Most pharmacy acquisitions using SBA 7(a) financing take 90–150 days from a signed letter of intent to closing, though complex transactions can take longer. The primary time drivers are the SBA loan underwriting and approval process (30–60 days with a PLP lender), the DEA new registration process (60–120 days), and state pharmacy board licensing (varies by state, typically 30–90 days). Because the DEA and state board timelines often run longer than the financing timeline, experienced pharmacy buyers initiate regulatory applications immediately upon signing the LOI rather than waiting for loan approval.

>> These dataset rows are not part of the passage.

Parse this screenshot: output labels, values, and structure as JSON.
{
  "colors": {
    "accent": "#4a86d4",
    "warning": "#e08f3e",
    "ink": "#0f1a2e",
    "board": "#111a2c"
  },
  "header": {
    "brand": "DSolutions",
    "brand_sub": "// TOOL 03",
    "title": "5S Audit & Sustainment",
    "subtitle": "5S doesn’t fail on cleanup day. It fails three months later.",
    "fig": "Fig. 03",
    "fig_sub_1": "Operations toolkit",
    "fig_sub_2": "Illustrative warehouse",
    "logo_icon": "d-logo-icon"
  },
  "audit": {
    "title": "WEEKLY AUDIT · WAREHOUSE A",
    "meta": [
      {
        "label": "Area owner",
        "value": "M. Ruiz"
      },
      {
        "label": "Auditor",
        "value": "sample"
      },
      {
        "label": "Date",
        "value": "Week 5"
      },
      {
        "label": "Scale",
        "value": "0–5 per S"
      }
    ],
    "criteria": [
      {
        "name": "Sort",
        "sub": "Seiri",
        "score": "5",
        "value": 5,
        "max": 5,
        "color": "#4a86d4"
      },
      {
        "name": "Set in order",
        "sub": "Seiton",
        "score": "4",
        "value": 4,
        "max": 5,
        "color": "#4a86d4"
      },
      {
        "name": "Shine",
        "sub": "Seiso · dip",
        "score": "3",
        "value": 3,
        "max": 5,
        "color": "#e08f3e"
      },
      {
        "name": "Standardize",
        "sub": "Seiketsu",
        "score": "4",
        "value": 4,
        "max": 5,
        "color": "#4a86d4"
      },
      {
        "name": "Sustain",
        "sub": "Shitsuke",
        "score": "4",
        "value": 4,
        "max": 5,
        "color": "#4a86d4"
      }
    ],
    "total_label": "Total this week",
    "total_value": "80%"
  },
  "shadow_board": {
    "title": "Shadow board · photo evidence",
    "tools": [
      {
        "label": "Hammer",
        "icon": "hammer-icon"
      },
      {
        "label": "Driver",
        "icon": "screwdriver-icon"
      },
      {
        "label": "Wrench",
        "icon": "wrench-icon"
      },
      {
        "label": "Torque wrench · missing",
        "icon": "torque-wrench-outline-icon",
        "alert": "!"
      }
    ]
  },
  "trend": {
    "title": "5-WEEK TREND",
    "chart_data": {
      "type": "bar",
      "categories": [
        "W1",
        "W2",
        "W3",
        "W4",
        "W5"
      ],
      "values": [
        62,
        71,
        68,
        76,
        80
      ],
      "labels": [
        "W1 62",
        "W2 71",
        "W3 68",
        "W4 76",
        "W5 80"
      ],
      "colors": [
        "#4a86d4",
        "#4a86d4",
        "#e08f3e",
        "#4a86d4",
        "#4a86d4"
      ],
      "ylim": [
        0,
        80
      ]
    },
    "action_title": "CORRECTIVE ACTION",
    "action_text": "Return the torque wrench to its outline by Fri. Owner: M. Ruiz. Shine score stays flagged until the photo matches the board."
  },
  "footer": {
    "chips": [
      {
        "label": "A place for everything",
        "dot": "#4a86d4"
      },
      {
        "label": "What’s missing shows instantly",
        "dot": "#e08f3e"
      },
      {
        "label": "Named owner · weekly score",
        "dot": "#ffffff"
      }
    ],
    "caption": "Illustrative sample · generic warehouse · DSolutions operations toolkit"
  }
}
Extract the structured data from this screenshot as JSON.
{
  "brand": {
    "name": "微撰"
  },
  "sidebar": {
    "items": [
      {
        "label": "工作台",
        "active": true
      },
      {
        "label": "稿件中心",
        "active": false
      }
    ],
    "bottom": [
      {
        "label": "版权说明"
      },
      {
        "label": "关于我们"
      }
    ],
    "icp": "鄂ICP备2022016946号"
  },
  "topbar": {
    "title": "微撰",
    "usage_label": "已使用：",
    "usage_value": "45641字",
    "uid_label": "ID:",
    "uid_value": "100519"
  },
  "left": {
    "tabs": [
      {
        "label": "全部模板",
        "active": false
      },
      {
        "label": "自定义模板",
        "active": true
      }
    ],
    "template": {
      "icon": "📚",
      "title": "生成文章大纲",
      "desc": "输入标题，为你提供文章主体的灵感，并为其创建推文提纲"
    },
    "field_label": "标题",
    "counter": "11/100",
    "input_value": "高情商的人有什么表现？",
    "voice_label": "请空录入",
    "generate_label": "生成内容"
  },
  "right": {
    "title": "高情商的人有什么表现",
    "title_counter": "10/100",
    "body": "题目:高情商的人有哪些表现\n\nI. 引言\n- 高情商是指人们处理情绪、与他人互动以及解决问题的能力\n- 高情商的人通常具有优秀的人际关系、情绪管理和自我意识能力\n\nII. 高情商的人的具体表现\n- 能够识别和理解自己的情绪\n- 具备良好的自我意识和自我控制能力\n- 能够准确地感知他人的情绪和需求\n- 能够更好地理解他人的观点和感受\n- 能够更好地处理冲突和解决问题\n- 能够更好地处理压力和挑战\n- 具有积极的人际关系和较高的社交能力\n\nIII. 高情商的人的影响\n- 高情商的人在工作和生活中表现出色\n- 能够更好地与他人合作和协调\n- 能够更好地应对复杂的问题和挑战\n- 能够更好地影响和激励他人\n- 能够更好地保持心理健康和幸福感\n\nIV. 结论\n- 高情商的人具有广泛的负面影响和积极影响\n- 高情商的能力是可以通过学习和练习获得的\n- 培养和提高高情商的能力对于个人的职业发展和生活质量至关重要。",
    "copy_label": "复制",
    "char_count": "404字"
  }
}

Payer credentialing under the new ownership entity begins at closing and can take an additional 30–90 days post-close.
Before applying, review all PBM contracts for change-of-ownership clauses that could trigger termination or re-credentialing requirements upon closing. Lenders will want assurance that the pharmacy's payer contracts — particularly Medicare Part D, Medicaid managed care, and commercial PBM agreements — will remain intact post-acquisition. DIR fee exposure should also be documented and disclosed, as lenders will adjust underwritten EBITDA to account for DIR fees that may not be fully reflected in the seller's reported income. Pharmacies with heavy concentration in a single PBM or preferred network may face additional lender scrutiny or require a larger equity injection to offset the perceived revenue concentration risk.